The specificity of this vision is ahead of the evidence, but its outlines were supported in a 2017 book-length review by the National Science Foundation of the latest evidence and industry innovation.

The economists who wrote the study concluded that advances in artificial intelligence and robotics will increase productivity and quality of life, but “humans are still more effective than computers at many tasks, especially those that require creative reasoning, non-routine dexterity, and interpersonal empathy.”

The technological gains transforming much of daily life offered “new and potentially more widely accessible ways to access education,” they wrote.

The increasing value of soft skills is backed by evidence

Deming, in his 2017 paper, builds on Nobel economist James Heckman’s argument that because traditional measures of intelligence explain only some of the difference between the earnings of similar workers, “productivity is likely influenced by multiple dimensions of skill” — not just cognitive ability.

Other studies have shown that the value of cognitive ability — independent of social competencies — reached a plateau after 2000.
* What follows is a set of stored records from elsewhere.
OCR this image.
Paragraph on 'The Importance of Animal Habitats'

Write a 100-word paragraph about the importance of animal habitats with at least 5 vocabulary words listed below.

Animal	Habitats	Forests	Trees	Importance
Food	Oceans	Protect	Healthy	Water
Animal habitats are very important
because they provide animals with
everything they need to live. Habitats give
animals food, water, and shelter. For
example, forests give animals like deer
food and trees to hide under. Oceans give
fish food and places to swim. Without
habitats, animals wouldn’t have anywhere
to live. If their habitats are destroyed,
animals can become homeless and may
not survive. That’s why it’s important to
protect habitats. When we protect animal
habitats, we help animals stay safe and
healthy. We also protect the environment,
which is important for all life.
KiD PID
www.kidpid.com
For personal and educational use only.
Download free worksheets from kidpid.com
Analyzing employment trends between 1980 and 2012, Deming found that jobs requiring extensive interaction, such as teachers, managers, and nurses, grew by nearly 12 points as a share of the labor force, while analytical positions that required few social skills, including some engineering jobs, declined. Wages for “high math, low social skill” occupations increased by 5.9 percent, compared with 26 percent growth for “high math, high social skill” openings.

“Computers are still very poor at simulating human interaction,” Deming wrote. “Reading the minds of others and reacting is an unconscious process, and skill in social settings has evolved in humans over thousands of years.

“Such non-routine interaction is at the heart of the human advantage over machines.”

Disclosure: The 74’s coverage of the skills gap, the challenges and opportunities of better educating our future workforce, and efforts underway to improve local employment pipelines is underwritten in part by the U.S. Chamber of Commerce Foundation.